C’est pourquoi je n’oublierai jamais Tibet, mon ami. Je suis heureux d’avoir pu grandir à la lumière de sa bonne humeur rayonnante.
Un maillon essentiel
Je reviens sur l’intitulé de mon article qui rappelle que Tibet ne prétendait pas au génie, surtout quand il se comparaît à ses amis proches comme Franquin, Uderzo, Peyo ou Goscinny. Il n’a peut-être n’a pas fait, historiquement parlant, « école », puisqu’il se revendiquait lui-même de la tradition d’Hergé et de Disney, mais il joua néanmoins un rôle essentiel dans le paysage de la BD franco-belge. Avec sa production abondante et régulière, il nourrissait le catalogue de l’éditeur de l’avenue Paul-Spaak avec constance. Sa participation à toutes les aventures collectives de la BD belge, notamment sa présence aux côtés du Centre Belge de la BD comme nous le rappelait encore vendredi son directeur Jean Aucquier, toutes ses actions, ont été déterminantes.

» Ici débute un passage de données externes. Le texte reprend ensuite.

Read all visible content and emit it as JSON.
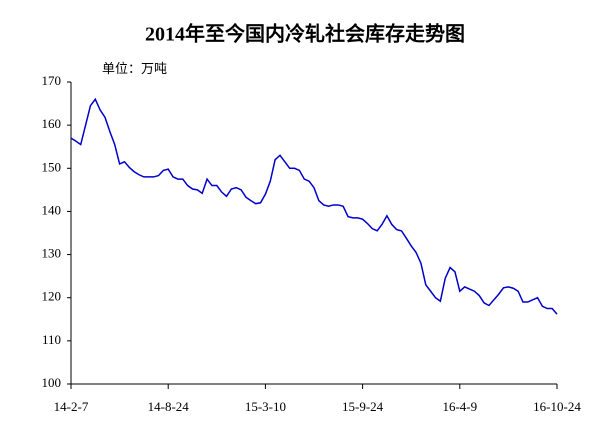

Mieux : il lui conservait un public fidèle, toujours ravi de recevoir un nouveau Tintin et un nouveau Blake & Mortimer, mais qui avec le temps avaient appris à attendre les « divas ». Tibet ne faisait jamais la diva. Ses albums étaient chaque année à l’heure, de qualité égale, certains un peu fades, d’autres touchant à ce que l’on pouvait lire de meilleur dans la BD franco-belge. C’était un homme « de troupe », un de ces grognards indispensables qui font gagner les batailles, qui savaient bâtir avec un public nombreux un lien privilégié.

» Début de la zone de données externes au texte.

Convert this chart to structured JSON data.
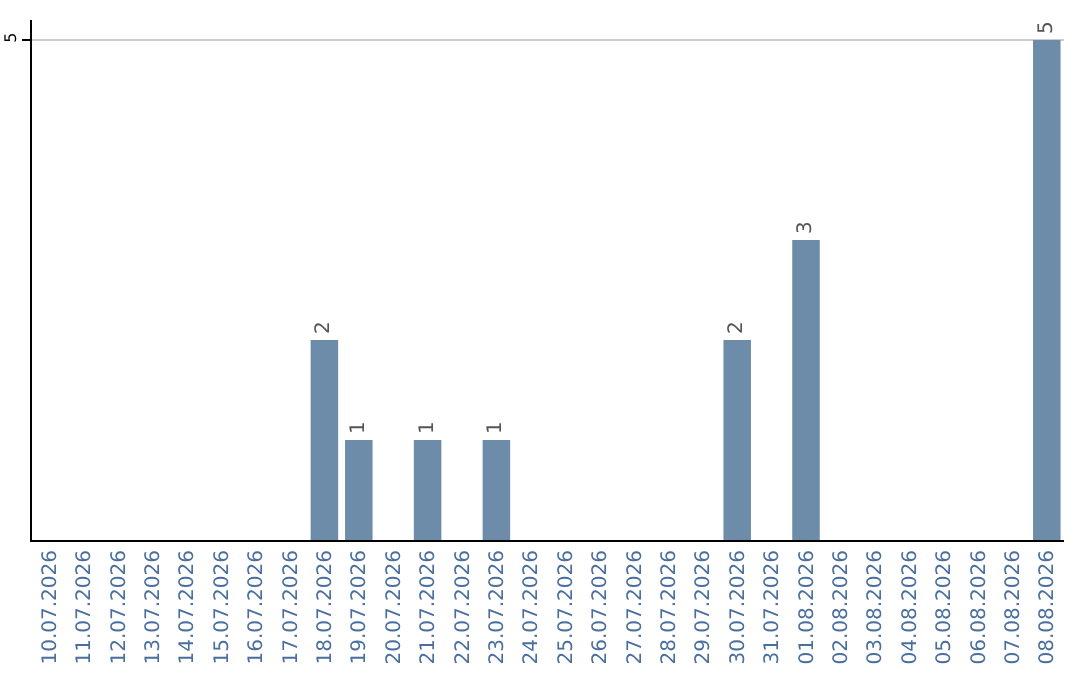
{
  "chart_data": {
    "type": "bar",
    "categories": [
      "10.07.2026",
      "11.07.2026",
      "12.07.2026",
      "13.07.2026",
      "14.07.2026",
      "15.07.2026",
      "16.07.2026",
      "17.07.2026",
      "18.07.2026",
      "19.07.2026",
      "20.07.2026",
      "21.07.2026",
      "22.07.2026",
      "23.07.2026",
      "24.07.2026",
      "25.07.2026",
      "26.07.2026",
      "27.07.2026",
      "28.07.2026",
      "29.07.2026",
      "30.07.2026",
      "31.07.2026",
      "01.08.2026",
      "02.08.2026",
      "03.08.2026",
      "04.08.2026",
      "05.08.2026",
      "06.08.2026",
      "07.08.2026",
      "08.08.2026"
    ],
    "values": [
      0,
      0,
      0,
      0,
      0,
      0,
      0,
      0,
      2,
      1,
      0,
      1,
      0,
      1,
      0,
      0,
      0,
      0,
      0,
      0,
      2,
      0,
      3,
      0,
      0,
      0,
      0,
      0,
      0,
      5
    ],
    "value_labels": [
      null,
      null,
      null,
      null,
      null,
      null,
      null,
      null,
      "2",
      "1",
      null,
      "1",
      null,
      "1",
      null,
      null,
      null,
      null,
      null,
      null,
      "2",
      null,
      "3",
      null,
      null,
      null,
      null,
      null,
      null,
      "5"
    ],
    "color": "#6d8ca9",
    "ylim": [
      0,
      5.2
    ],
    "yticks": [
      5
    ],
    "grid": "y"
  }
}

Il était en clair l’un des auteurs éminents de cette « bande dessinée commerciale et populaire » qui nourrit, par sa régularité et par son volume, un réseau de points de vente qui permet encore aujourd’hui à « l’autre bande dessinée », celle dite « d’auteur », d’assurer tout simplement son existence.